Lalu, aku tak pernah ingin mengunci diriku di dalam suatu ruangan lagi. Image-ku di dunia nyata yang disebut-sebut sebagai perempuan patuh aturan pun tak lagi diemban. Nyatanya, sudah banyak sekali aturan-aturan yang kulanggar.
Kedua tanganku yang menempel pada dinding pilar, mendorong tubuhku sampai mundur beberapa langkah ke belakang. Aku mendecak. Hari libur seperti ini justru bukannya membuatku senang, malah membuatku bosan. Pasalnya, di sini tidak ada ponsel, tidak ada pula buku-buku novel fantasi yang amat kugemari itu.

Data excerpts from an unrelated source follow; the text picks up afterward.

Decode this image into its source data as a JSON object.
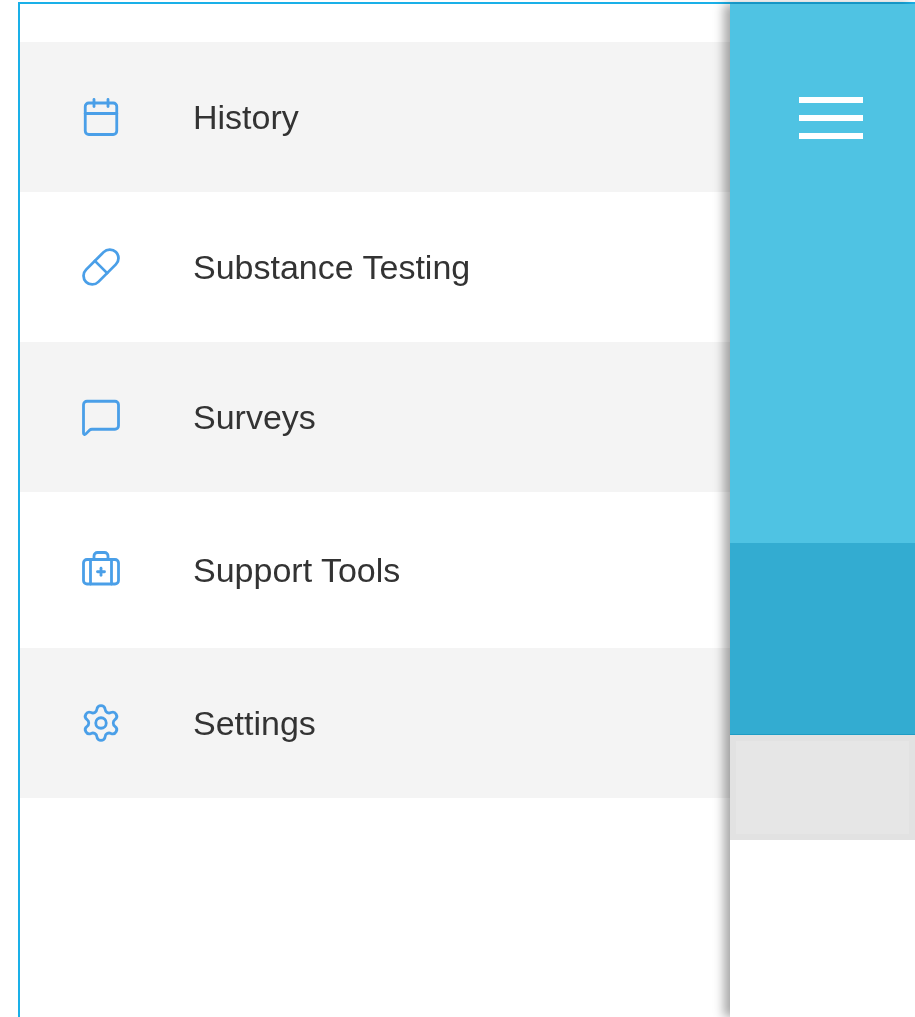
{
  "menu": {
    "items": [
      {
        "label": "History"
      },
      {
        "label": "Substance Testing"
      },
      {
        "label": "Surveys"
      },
      {
        "label": "Support Tools"
      },
      {
        "label": "Settings"
      }
    ]
  }
}
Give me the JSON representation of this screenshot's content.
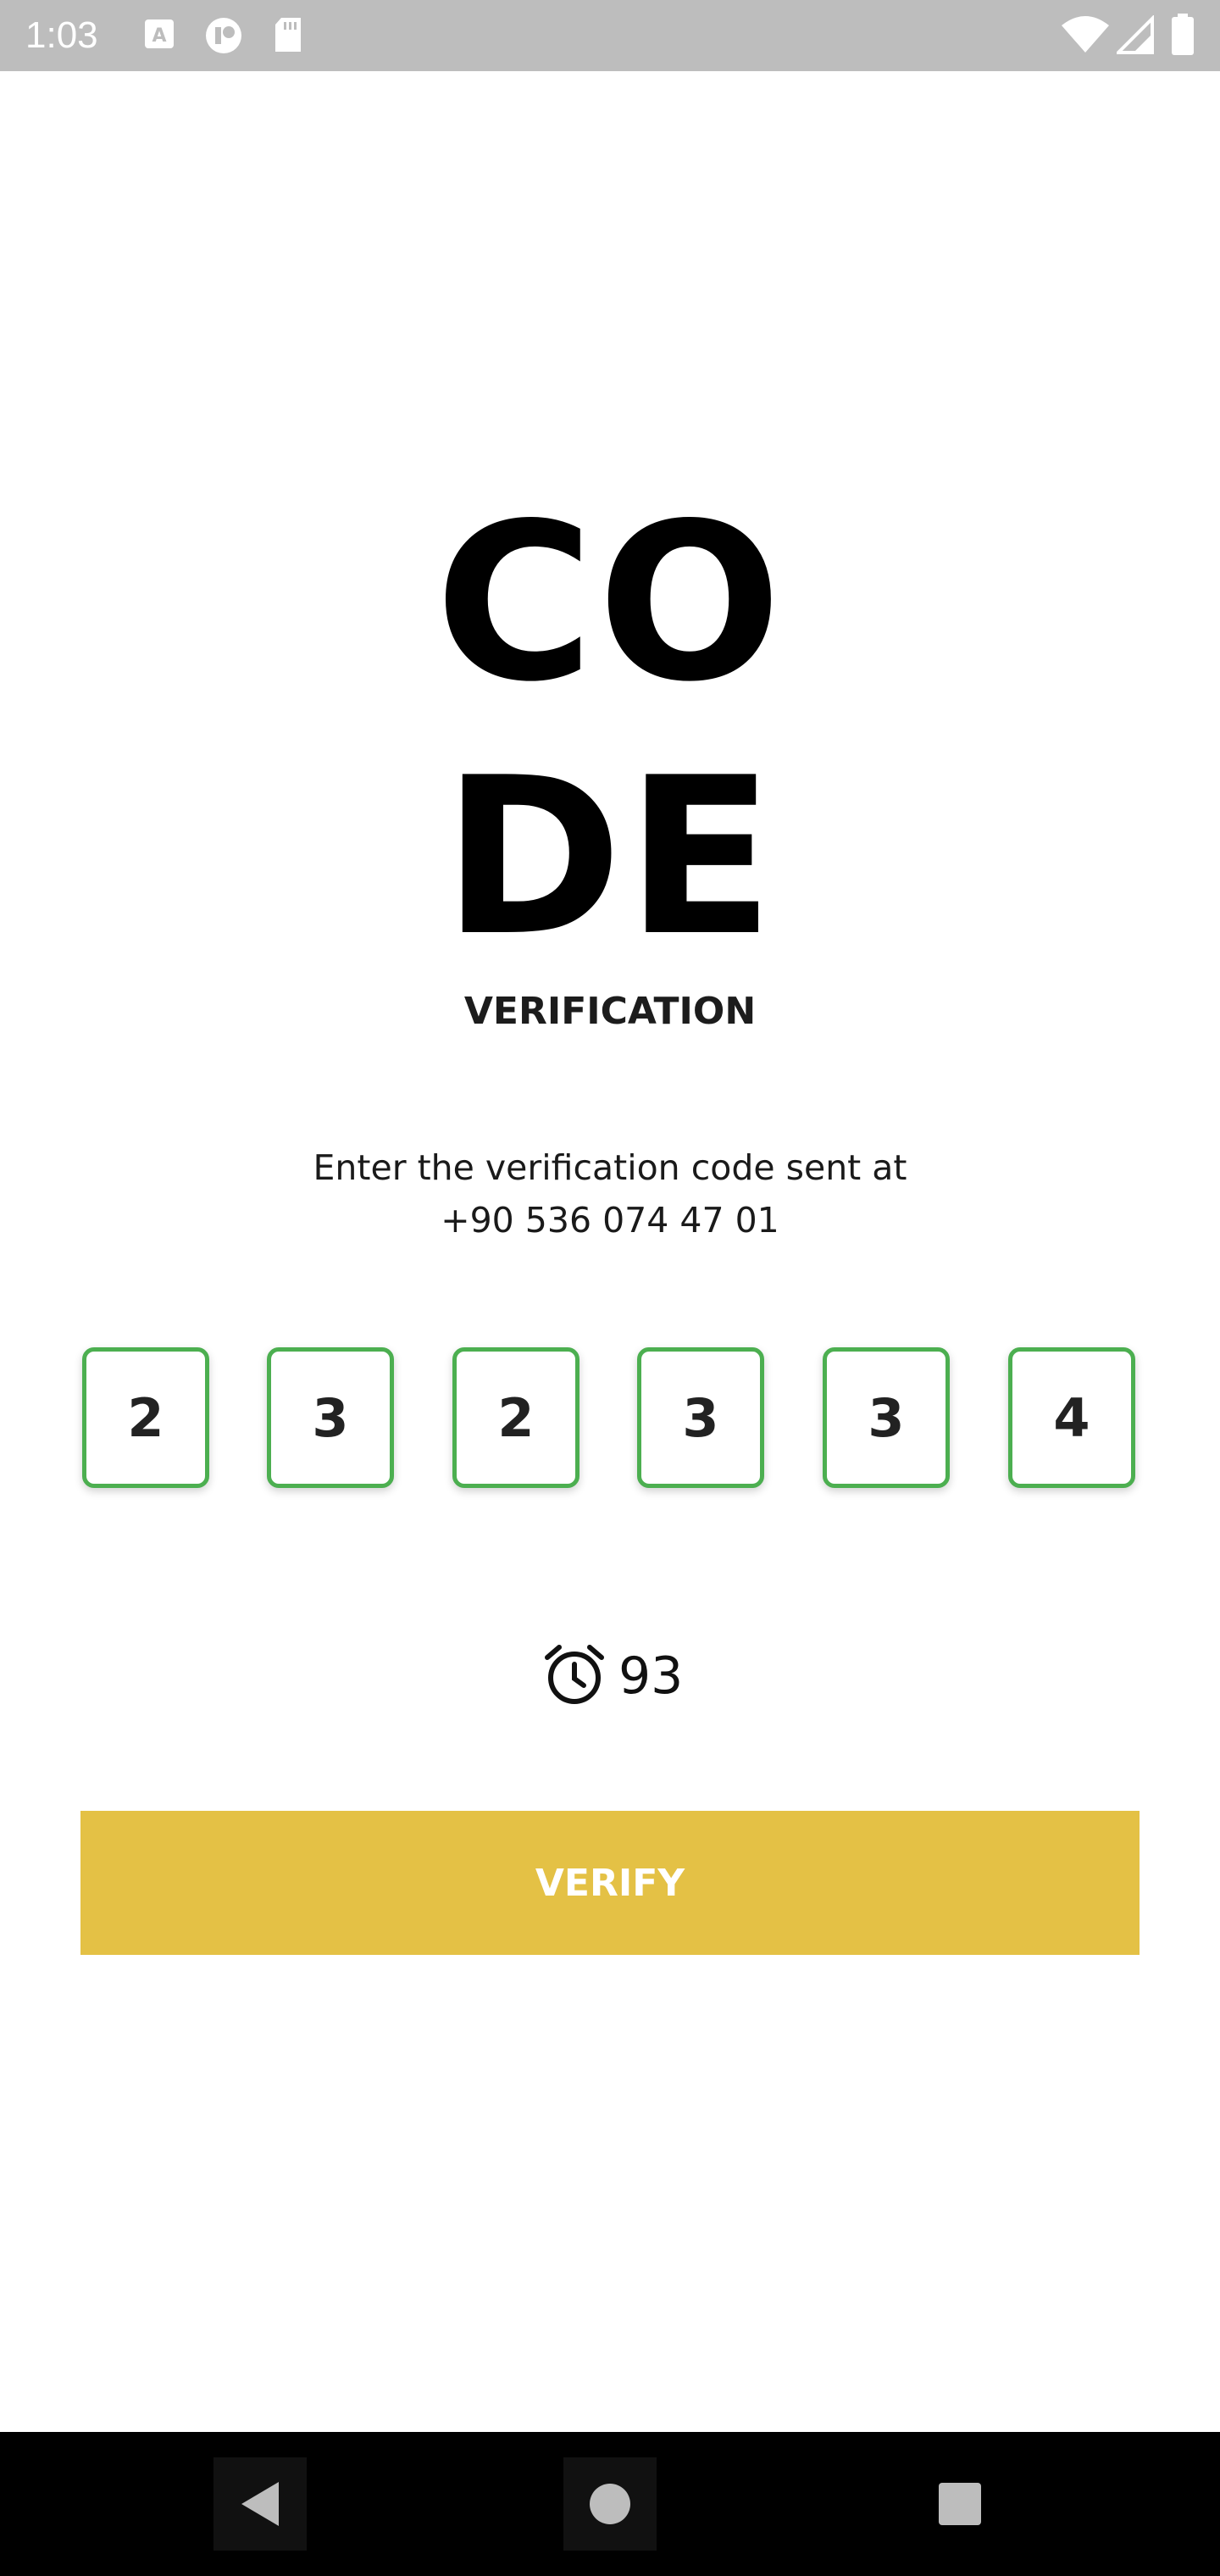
{
  "status_bar": {
    "time": "1:03",
    "icons": [
      "a-icon",
      "notification-app-icon",
      "sd-card-icon",
      "wifi-icon",
      "signal-icon",
      "battery-icon"
    ]
  },
  "header": {
    "title_line1": "CO",
    "title_line2": "DE",
    "subtitle": "VERIFICATION"
  },
  "instruction": {
    "line1": "Enter the verification code sent at",
    "phone": "+90 536 074 47 01"
  },
  "code": {
    "digits": [
      "2",
      "3",
      "2",
      "3",
      "3",
      "4"
    ],
    "border_color": "#4caf50"
  },
  "timer": {
    "icon": "alarm-clock-icon",
    "value": "93"
  },
  "verify_button": {
    "label": "VERIFY",
    "color": "#e4c145"
  },
  "nav_bar": {
    "icons": [
      "back-icon",
      "home-icon",
      "recents-icon"
    ]
  }
}
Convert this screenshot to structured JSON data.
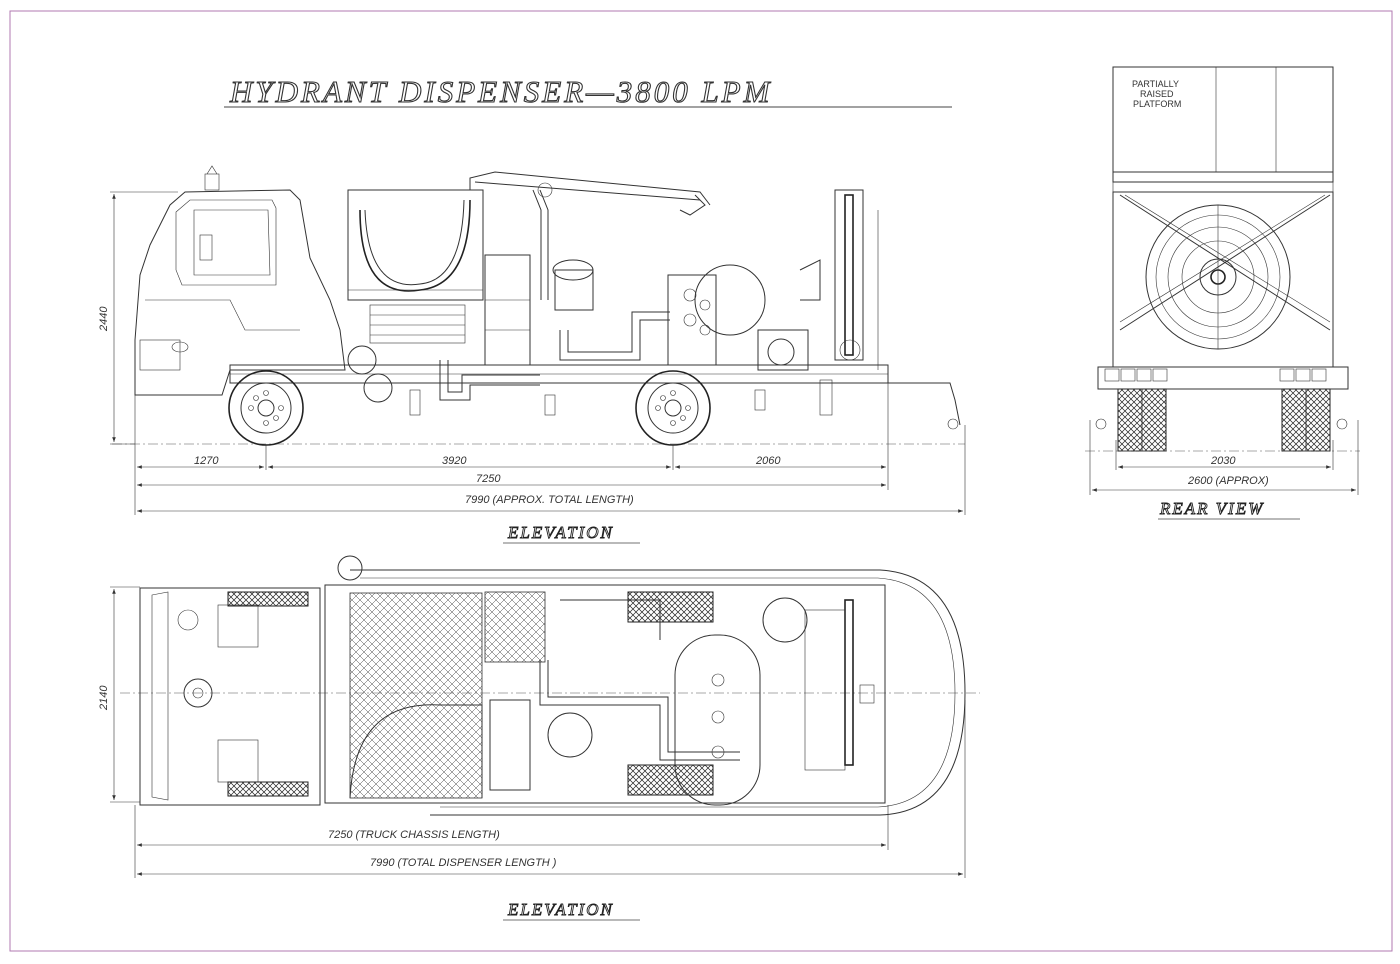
{
  "title": "HYDRANT DISPENSER—3800 LPM",
  "elevation": {
    "caption": "ELEVATION",
    "height_dim": "2440",
    "dims": [
      "1270",
      "3920",
      "2060",
      "7250",
      "7990 (APPROX. TOTAL LENGTH)"
    ]
  },
  "rear_view": {
    "caption": "REAR VIEW",
    "platform_note": [
      "PARTIALLY",
      "RAISED",
      "PLATFORM"
    ],
    "dims": [
      "2030",
      "2600 (APPROX)"
    ]
  },
  "plan": {
    "caption": "ELEVATION",
    "width_dim": "2140",
    "dims": [
      "7250 (TRUCK CHASSIS LENGTH)",
      "7990 (TOTAL DISPENSER LENGTH )"
    ]
  }
}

"Eh, iya! Buku! Waktu itu Meera bilang dia bawa banyak buku untuk Pangeran Seanu dari perpustakaan. Kalau Meera aja bisa masuk, berarti aku juga boleh, kan, ya?"
Menimang-nimang sebentar, akhirnya aku tersenyum sembari mengangguk yakin. Aku menjentikkan jari-jemariku karena bangga telah berpikir cemerlang.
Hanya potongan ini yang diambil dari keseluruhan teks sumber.